Guest blog from Jodie Isitt
It started late on night, you know those nights when
everyone is asleep but you daren't close your eyes because as soon as you do
someone WILL wake up screaming. Life as a carer for three autistic children was
busy and oh so tiring, but in those days I was surviving on a couple of hours
sleep a night and pushing my body daily to meet the caring needs of my children
whilst attending hundreds of appointments a year! Was this it? Was I destined
to be a carer for my children all of my life? Would I spend my days researching
new conditions, learning sen law and attending umpteen IEP meetings a month? I
loved working, I have been a career girl all my life, starting out in catering
and following the birth of my children becoming the accounts manager in my
family building business. I was good at it. I enjoyed it. I love learning new
things. Unfortunately due to the extensive health needs of my family and
becoming increasingly unwell myself through exhaustion and stress I had to stop
working. It was too much. It consumed me. To be honest if I had been employed
by anyone other than my own family business I wouldn’t have lasted that long at
all. Pretty sure I had become unemployable due to the time I needed to take off
work just to simply attend meetings and see the children’s psychologists. It
was a full time job and one that paid lousy! Carers allowance was something like
£62.00 and I was working over 300 hours per week! Okay okay there aren’t 300
hours in a week, but when you’re a parent of three autistic children and a
disabled fiancée there sure as hell needs to be because I was fitting in 300
hours of stuff in a week that only has 168 hours. Parents like myself are
saving the government thousands with their caring - but alas that’s another
post for another day way in the future. So there I was, tossing and turning
unable to switch off and in that instant when everything was quiet just the
soft sound of the trees blowing in the wind, my daughters 18 bubble lamps and
youtube ocean music playing on repeat I had a brainwave. For months I had been
on-line actively advocating for people to learn more about autism, speaking to
adults, trying to make them understand, hell even some family members didn’t
quite ‘get-it’ Advocating for understanding and acceptance and I realised that
when I was a child I was NEVER taught about disabilities. Disabled people
scared me, unnerved me, and made me anxious. I didn’t know what they were
thinking, were they violent, why were they behaving in this unsociable manner?

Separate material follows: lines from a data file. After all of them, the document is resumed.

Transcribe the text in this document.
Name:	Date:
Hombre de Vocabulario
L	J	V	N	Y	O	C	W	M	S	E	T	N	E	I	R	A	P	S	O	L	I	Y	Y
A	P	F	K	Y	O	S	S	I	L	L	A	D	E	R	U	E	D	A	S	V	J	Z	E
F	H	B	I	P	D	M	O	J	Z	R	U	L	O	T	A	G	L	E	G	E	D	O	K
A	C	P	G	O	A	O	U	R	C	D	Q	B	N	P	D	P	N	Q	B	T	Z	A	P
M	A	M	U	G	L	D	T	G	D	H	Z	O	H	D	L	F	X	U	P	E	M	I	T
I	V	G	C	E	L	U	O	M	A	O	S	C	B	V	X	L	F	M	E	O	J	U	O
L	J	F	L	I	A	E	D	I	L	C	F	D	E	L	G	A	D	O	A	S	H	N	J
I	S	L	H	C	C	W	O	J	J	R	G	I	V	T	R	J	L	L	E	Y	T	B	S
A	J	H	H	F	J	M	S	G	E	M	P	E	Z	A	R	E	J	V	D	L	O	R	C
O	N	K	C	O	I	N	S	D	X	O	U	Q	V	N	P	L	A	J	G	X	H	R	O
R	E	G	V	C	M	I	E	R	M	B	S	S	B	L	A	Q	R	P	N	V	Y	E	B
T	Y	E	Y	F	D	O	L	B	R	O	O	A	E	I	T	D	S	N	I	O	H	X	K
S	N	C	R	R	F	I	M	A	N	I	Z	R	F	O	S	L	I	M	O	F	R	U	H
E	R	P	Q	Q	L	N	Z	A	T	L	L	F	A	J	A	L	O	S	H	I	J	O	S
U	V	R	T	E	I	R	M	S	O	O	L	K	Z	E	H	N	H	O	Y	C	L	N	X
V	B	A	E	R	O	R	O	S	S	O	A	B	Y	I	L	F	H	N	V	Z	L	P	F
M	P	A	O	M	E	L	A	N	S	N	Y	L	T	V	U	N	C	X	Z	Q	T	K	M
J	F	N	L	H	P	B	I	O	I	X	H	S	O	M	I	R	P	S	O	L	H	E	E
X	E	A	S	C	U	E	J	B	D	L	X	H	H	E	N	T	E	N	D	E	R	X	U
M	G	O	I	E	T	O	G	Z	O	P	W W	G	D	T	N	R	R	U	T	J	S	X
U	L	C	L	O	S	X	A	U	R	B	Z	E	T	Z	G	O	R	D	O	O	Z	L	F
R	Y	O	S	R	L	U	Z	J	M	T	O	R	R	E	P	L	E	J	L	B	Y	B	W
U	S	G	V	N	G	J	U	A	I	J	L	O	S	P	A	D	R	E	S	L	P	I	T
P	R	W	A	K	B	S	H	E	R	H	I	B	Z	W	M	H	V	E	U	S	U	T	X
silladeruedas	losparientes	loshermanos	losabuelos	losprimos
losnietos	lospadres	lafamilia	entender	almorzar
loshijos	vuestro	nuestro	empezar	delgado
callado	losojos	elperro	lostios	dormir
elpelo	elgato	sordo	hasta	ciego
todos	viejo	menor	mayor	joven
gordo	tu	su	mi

What was wrong with them? It wasn’t until I had my children that I fully
understood disabilities as a whole and teaching myself everything I needed to
know about them I could finally accept them for who they were. We don’t need to
teach adults about autism, or disabilities or neurological conditions. We NEED
to start teaching children. Thats where it will count. Incorporating awareness
into their daily routine would be invaluable for generations to come. Creating
the most understanding, diverse, accepting and kind individuals of the future
would change the lives of millions of disabled people and what better way to do
that than through storytelling using the most cutest and relatable of
characters. A journey through mainstream school, using my daughter Lola as
inspiration I developed the next children’s book series designed to help
children understand and accept differences in the classroom. Drawing on her own
experiences and her own difficulties I have written four children books using a
Badger as one of Lola’s trusted friends to give the children the tools they
need in order to be a kind and helpful friend to someone less like themselves
without compromising their own wellbeing in the process. The books were
primarily designed and written for children who don’t have neurological
condition, a social story for the ‘normal’ child some might say, however
following the amazing reviews and feedback from hundreds of customers its clear
to me that they are more than that. They are a double whammy! They are not only
helping children understand and accept other children. They are helping
children understand and accept themselves. One child’s mum reports that she
wore her ear defenders to school for the first time in months and was proud to
be like Lola Rabbit. Another describes her child wanting to dress up, spending
ages choosing an outfit complete with hair bow to look exactly like her. Some children
have opened to their parents and admitted they felt like Lola, lonely and
scared of the noise. Giving parents the opportunity to finally realise what
kinds of things they were struggling with in the school environment. I am so
excited about this project, and I cannot wait to release the second book -
Lola’s wobbly lunch time where Lola gets very stressed out during lunch time
and has a breakdown in the lunch hall describing the smells and sounds and the
extreme busyness of the lunch hall dev
Additionally and because I'm not 'professional' I asked
expert speech pathologist Molly Dresner and Occupational Therapist Lucy Bates
to contribute in the book and they have done amazing job at explaining the
difficulties and giving teachers and parents ideas on how to help children
should they present like Lola Rabbit. This is a very unique addition to
children's books and I am super proud and honoured to be able to bring these
books to schools and homes near you!